O destino da verba varia conforme cada produção. “A gente está arrecadando para conseguir dar uma alimentação de qualidade para a equipe. Também queremos pagar os atores de uma forma adequada, porque a gente está se formando, mas pra eles é um trabalho”, pontua Laís. Para explorar a relação do corpo com a cidade por meio da performance – como propõe o curta-metragem – o grupo precisará gastar verba com locações, “é um pouco mais ambicioso”.

Para o videoclipe, não há uma preocupação com locação. Apesar disso, “tem a [câmera] Super 8 que custa caro. Também é caro revelar, escanear e comprar o filme em si”, explica Helena. Além disso, ela lembra que a direção de arte é muito produzida para ressaltar a visualidade do videoclipe, por isso figurino, maquiagem e cenário representam boa parte das despesas.

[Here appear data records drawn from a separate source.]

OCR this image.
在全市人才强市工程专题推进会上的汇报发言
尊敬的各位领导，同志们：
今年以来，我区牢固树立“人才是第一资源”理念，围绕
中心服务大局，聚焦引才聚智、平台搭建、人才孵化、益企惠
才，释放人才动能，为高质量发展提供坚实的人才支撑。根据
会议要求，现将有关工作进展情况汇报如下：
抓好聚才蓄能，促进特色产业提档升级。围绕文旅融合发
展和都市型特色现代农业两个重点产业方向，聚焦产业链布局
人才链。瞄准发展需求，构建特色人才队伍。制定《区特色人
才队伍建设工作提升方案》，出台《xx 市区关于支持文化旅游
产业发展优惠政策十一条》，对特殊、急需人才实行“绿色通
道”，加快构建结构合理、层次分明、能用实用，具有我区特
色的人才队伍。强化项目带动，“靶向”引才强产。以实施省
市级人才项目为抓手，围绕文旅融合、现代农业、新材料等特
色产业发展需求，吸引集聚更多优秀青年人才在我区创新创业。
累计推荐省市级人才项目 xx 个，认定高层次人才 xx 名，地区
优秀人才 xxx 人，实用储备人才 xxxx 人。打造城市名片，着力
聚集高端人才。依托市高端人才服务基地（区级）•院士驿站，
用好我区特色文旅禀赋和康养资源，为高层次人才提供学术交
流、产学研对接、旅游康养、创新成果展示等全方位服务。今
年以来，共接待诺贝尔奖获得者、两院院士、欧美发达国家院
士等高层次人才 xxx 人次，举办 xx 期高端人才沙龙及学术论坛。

Divulgação dos projetos de arrecadação. Instagram: @solegatinhos e @sopadesiva

Outras formas de arrecadação ainda são utilizadas ao longo do curso. No caso do exercício do segundo ano, comumente chamado de “rodízio” – que propõe que todos os alunos tenham a oportunidade de atuar com as principais funções de uma obra audiovisual, como roteiro, direção, produção, fotografia, som e montagem –, elas lembram que a turma montou um brechó. Em outros momentos, trabalharam com rifas ou não realizaram arrecadação, mas dividiram os custos entre a produção e a direção. 

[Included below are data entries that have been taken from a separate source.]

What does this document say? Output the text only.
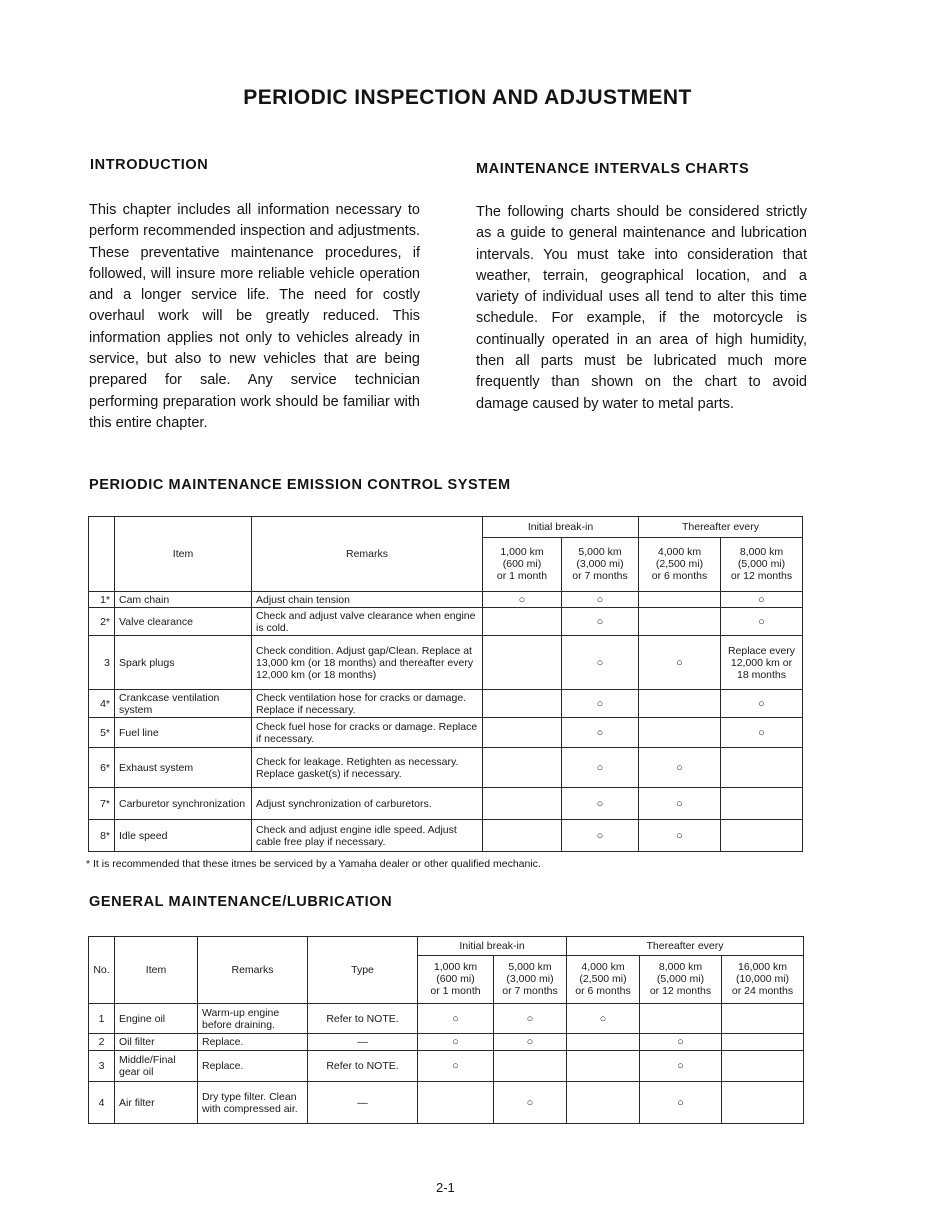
PERIODIC INSPECTION AND ADJUSTMENT
INTRODUCTION

This chapter includes all information necessary to perform recommended inspection and adjustments. These preventative maintenance procedures, if followed, will insure more reliable vehicle operation and a longer service life. The need for costly overhaul work will be greatly reduced. This information applies not only to vehicles already in service, but also to new vehicles that are being prepared for sale. Any service technician performing preparation work should be familiar with this entire chapter.

MAINTENANCE INTERVALS CHARTS

The following charts should be considered strictly as a guide to general maintenance and lubrication intervals. You must take into consideration that weather, terrain, geographical location, and a variety of individual uses all tend to alter this time schedule. For example, if the motorcycle is continually operated in an area of high humidity, then all parts must be lubricated much more frequently than shown on the chart to avoid damage caused by water to metal parts.

PERIODIC MAINTENANCE EMISSION CONTROL SYSTEM
	Item	Remarks	Initial break-in		Thereafter every	
			1,000 km
(600 mi)
or 1 month	5,000 km
(3,000 mi)
or 7 months	4,000 km
(2,500 mi)
or 6 months	8,000 km
(5,000 mi)
or 12 months
1*	Cam chain	Adjust chain tension	○	○		○
2*	Valve clearance	Check and adjust valve clearance when engine is cold.		○		○
3	Spark plugs	Check condition. Adjust gap/Clean. Replace at 13,000 km (or 18 months) and thereafter every 12,000 km (or 18 months)		○	○	Replace every 12,000 km or 18 months
4*	Crankcase ventilation system	Check ventilation hose for cracks or damage. Replace if necessary.		○		○
5*	Fuel line	Check fuel hose for cracks or damage. Replace if necessary.		○		○
6*	Exhaust system	Check for leakage. Retighten as necessary. Replace gasket(s) if necessary.		○	○	
7*	Carburetor synchronization	Adjust synchronization of carburetors.		○	○	
8*	Idle speed	Check and adjust engine idle speed. Adjust cable free play if necessary.		○	○	
* It is recommended that these itmes be serviced by a Yamaha dealer or other qualified mechanic.
GENERAL MAINTENANCE/LUBRICATION
No.	Item	Remarks	Type	Initial break-in		Thereafter every		
				1,000 km
(600 mi)
or 1 month	5,000 km
(3,000 mi)
or 7 months	4,000 km
(2,500 mi)
or 6 months	8,000 km
(5,000 mi)
or 12 months	16,000 km
(10,000 mi)
or 24 months
1	Engine oil	Warm-up engine before draining.	Refer to NOTE.	○	○	○		
2	Oil filter	Replace.	—	○	○		○	
3	Middle/Final gear oil	Replace.	Refer to NOTE.	○			○	
4	Air filter	Dry type filter. Clean with compressed air.	—		○		○	
2-1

O Reminiscências de Outro Sol irá trabalhar com a dança e movimentos para construir a relação do corpo com diferentes espaços: um apartamento, um local aberto e arborizado e uma vila com casas antigas. O nome do projeto faz alusão à relação entre tempo e memória: “É uma lembrança de um outro Sol, pode ser o sol do passado, o de hoje”, conta a aluna. 

“A ideia é fazer uma experimentação. Não tem uma narrativa linear, não tem uma historinha, não tem os personagens fixos, não tem diálogo”, porque o trabalho experimental foge da construção narrativa tradicional, explica Laís. Responsável pelo som da produção, ela está buscando alternativas aos instrumentos musicais. “Estou tentando trabalhar com som de objetos e sons orgânicos para compor o filme, para não ser uma coisa muito convencional.”

No caso do videoclipe, Helena explica que a gravação será feita em estúdio e em outros dois espaços da USP, um fechado e construído – um prédio da biologia – e um aberto, com natureza – o parque Esporte para Todos.

No momento, os projetos estão em fase de arrecadação e planejamento das filmagens e locações, entre outros aspectos da pré-produção, antes de iniciarem as gravações em julho e agosto.